Peter opened his mouth to speak but thought better of it. The tortoise was right about both things; the previous franchise owner was a terrible gambler and a drunk and an idiot, and just because well-known bunnies were on ‘duty’ tonight didn’t mean anything was wrong. Still, he didn’t like the direction the company was taking. The Tortoise Consortium was slowly running the place into the ground, and there was nothing the employees could do about it. Word on the street was that anyone who spoke up against management went to the Big Farm in the Sky.

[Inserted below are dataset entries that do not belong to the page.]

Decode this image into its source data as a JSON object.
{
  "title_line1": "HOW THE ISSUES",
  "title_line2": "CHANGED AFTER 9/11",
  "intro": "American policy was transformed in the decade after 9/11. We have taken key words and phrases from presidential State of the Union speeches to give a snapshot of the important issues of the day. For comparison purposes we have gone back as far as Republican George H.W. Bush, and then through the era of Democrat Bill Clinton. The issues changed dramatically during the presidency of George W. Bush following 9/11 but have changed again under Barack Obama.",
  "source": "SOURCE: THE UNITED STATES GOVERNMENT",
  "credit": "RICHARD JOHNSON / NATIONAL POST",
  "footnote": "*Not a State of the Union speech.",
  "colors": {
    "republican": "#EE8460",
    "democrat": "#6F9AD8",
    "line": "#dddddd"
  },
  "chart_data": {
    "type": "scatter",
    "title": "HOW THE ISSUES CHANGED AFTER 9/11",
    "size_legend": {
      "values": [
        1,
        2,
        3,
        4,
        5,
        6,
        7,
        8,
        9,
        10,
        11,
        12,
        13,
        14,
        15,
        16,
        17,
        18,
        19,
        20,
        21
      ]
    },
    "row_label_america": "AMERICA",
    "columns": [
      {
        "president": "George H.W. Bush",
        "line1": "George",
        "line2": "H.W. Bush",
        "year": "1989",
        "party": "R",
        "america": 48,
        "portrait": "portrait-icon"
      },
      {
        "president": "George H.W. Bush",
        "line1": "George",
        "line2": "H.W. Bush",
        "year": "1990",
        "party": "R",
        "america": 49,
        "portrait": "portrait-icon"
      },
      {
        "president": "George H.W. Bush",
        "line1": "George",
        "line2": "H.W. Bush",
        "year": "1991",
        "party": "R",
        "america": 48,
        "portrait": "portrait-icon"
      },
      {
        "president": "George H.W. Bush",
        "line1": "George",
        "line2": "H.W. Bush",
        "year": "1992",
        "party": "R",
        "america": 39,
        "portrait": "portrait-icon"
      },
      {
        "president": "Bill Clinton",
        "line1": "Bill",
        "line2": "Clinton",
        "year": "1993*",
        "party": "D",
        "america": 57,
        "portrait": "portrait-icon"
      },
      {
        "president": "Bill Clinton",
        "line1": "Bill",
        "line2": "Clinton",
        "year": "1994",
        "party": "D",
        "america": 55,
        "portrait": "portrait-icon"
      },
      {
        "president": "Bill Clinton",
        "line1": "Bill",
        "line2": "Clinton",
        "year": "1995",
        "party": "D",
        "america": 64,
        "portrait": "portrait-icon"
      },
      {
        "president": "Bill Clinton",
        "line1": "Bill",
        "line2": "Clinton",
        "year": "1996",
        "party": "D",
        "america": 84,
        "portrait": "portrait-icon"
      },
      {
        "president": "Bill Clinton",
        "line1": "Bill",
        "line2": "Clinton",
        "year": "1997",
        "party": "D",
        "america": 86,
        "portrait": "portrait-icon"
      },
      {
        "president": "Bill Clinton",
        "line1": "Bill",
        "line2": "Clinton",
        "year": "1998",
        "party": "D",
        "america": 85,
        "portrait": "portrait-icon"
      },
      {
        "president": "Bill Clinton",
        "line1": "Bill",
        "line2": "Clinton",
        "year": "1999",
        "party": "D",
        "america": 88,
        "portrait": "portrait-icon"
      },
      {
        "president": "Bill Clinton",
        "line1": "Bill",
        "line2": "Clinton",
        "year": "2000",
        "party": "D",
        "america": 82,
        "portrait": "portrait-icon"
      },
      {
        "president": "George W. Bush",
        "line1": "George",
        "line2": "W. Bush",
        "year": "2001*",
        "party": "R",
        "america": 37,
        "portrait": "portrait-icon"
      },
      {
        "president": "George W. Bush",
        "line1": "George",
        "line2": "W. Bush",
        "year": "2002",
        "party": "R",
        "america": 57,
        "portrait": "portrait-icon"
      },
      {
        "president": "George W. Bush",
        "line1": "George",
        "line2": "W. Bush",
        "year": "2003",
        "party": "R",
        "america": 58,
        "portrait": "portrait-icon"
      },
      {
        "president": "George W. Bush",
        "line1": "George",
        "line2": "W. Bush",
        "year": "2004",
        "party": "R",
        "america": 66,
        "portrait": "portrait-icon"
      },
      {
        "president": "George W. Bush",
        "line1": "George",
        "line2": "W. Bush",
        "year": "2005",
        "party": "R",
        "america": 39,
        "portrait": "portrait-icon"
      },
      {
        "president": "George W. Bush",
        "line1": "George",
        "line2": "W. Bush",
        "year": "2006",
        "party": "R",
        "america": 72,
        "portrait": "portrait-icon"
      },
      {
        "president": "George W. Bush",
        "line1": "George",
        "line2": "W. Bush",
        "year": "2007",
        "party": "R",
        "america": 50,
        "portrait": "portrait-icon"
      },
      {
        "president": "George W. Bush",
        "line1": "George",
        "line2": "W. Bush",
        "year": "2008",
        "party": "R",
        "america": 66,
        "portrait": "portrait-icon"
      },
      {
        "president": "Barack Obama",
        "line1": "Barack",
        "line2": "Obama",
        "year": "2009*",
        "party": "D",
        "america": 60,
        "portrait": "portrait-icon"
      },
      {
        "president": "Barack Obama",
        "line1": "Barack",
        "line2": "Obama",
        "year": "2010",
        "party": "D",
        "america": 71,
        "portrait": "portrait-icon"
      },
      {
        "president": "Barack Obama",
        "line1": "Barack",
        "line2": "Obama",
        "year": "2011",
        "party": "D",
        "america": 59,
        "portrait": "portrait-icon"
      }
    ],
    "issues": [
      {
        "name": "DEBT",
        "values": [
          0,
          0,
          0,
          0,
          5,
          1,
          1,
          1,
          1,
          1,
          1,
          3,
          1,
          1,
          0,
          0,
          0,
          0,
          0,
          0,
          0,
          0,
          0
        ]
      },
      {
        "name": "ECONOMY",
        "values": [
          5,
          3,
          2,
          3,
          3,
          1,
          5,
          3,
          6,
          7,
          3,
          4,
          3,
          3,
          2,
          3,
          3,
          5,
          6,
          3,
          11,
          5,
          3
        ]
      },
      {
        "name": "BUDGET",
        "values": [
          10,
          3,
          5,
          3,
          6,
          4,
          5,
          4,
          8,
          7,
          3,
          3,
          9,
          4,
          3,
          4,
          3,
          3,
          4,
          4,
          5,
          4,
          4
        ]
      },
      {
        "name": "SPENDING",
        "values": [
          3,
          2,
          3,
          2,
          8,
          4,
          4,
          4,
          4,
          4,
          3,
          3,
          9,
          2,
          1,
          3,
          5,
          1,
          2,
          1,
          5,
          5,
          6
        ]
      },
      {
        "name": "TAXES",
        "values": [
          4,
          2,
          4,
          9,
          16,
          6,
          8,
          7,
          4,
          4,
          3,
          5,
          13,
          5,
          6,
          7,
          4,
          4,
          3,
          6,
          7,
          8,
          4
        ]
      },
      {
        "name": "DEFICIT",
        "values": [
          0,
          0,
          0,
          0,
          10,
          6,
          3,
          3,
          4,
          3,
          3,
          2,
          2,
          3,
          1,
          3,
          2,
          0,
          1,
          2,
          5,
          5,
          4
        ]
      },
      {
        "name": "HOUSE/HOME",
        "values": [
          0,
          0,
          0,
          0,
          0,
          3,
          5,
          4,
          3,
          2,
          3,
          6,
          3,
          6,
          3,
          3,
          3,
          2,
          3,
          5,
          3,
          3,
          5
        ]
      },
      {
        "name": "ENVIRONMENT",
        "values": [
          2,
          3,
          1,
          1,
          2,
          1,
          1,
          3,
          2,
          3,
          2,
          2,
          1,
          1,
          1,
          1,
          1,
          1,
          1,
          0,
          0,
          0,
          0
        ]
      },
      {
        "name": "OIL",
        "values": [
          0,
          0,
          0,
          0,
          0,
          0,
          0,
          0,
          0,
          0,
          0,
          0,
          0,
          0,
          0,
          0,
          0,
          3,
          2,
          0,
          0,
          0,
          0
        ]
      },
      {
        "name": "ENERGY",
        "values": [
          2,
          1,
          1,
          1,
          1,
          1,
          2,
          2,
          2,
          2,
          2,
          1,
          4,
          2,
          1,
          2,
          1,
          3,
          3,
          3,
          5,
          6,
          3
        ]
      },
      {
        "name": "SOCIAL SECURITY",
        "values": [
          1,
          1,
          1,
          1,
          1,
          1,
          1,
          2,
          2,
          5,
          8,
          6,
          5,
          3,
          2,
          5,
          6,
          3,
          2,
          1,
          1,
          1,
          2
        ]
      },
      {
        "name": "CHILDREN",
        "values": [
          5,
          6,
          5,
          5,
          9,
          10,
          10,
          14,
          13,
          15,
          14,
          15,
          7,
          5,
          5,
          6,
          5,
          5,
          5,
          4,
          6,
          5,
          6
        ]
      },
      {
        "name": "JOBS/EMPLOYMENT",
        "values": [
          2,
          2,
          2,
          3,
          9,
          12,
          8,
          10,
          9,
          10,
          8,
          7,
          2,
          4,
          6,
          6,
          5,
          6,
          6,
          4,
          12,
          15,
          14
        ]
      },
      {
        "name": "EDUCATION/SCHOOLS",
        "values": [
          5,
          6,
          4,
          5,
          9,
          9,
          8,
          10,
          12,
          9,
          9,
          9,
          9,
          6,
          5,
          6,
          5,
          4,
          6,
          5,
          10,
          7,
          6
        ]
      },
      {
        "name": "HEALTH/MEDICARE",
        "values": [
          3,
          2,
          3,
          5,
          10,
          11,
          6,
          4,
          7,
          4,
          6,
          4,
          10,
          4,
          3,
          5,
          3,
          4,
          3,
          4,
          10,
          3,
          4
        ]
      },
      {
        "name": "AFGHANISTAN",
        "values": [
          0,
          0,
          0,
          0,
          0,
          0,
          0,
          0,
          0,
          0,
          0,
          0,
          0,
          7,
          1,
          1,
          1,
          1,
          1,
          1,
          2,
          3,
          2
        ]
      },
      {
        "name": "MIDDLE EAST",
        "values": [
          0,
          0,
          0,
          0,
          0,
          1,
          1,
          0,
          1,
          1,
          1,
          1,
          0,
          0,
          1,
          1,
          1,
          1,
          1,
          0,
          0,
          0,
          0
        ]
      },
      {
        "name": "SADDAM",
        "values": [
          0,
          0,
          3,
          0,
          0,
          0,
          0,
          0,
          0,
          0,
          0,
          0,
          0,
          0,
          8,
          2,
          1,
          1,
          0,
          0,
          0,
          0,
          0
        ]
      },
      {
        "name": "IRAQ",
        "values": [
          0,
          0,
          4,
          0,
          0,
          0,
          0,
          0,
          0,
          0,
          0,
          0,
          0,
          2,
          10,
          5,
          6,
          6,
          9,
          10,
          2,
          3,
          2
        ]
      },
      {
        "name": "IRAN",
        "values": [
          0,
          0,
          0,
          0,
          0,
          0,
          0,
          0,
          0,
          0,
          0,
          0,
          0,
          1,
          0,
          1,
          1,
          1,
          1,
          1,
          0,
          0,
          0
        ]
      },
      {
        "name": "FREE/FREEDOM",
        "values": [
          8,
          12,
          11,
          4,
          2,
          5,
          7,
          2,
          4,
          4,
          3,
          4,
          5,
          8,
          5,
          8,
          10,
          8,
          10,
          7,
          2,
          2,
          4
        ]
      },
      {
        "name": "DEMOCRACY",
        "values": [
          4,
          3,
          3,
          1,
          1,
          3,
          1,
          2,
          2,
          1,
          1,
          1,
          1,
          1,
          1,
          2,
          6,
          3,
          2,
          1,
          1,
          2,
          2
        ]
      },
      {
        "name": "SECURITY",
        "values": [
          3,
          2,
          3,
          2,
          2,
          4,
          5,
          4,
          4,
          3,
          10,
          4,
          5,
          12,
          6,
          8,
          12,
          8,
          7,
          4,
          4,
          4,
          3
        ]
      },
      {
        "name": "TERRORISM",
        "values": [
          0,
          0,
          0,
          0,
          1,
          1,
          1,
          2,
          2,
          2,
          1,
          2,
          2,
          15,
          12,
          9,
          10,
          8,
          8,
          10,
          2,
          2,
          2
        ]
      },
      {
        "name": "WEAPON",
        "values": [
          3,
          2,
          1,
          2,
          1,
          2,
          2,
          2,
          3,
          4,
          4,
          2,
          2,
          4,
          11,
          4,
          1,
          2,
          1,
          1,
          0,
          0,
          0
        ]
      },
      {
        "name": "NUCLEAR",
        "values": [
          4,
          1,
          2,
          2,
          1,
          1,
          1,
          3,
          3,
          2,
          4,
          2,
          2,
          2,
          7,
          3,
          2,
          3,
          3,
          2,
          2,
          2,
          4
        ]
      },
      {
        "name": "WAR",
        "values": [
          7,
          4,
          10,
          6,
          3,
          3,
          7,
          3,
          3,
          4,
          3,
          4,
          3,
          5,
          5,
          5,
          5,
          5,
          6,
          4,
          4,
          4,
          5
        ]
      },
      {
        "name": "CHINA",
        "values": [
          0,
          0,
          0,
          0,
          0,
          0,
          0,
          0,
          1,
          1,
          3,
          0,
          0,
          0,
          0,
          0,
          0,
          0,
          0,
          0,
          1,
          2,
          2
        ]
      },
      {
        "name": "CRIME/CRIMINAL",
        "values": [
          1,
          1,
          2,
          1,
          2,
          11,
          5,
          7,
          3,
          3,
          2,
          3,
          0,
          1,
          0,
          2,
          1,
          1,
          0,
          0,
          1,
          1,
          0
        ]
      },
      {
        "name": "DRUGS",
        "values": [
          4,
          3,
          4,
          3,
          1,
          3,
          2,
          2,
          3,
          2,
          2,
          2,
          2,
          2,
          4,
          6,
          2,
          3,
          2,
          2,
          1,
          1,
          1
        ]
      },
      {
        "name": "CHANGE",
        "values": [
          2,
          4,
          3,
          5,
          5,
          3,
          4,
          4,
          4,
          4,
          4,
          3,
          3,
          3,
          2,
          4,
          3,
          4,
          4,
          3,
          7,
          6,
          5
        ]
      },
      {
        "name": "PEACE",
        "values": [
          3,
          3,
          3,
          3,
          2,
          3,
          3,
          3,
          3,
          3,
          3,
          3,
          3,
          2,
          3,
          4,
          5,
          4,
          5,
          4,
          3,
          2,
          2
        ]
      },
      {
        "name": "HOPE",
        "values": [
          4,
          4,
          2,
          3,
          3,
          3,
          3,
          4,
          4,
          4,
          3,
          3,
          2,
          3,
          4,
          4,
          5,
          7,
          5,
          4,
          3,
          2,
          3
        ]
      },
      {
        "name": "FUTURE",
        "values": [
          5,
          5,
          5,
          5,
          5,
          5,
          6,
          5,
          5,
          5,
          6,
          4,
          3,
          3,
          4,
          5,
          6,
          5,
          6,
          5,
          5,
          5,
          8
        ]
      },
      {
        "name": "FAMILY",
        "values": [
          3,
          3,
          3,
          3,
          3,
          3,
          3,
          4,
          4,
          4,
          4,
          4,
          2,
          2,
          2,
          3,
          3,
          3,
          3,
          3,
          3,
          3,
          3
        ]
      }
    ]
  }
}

An owl hooted somewhere overhead. Peter looked around and took a deep breath. ‘Fine. Whatever. No more questions, I’ll do my job, even though it sucks, but you’ll have to find a new Easter Bunny for next year.’

‘Oh of course,’ said the tortoise. ‘You know very well that’s how it works. Once you’ve been an Easter Bunny your name is permanently taken out of the lottery. You won’t ever have to do it again.’

Peter picked up the basket and started loading the eggs back into it. ‘I still don’t trust you,’ he said.

‘You’re a rabbit,’ said the tortoise, ‘Your species is jittery almost by definition. Good night. You will be finished by sunrise.’

The tortoise disappeared with a popping sound and glittery crap cascaded to the ground. ‘I hate that fucking tortoise,’ said Peter to the owl.


‘Yeah, you said it.’ Peter brushed the last of the dead leaves off his knees and ambled off into the forest.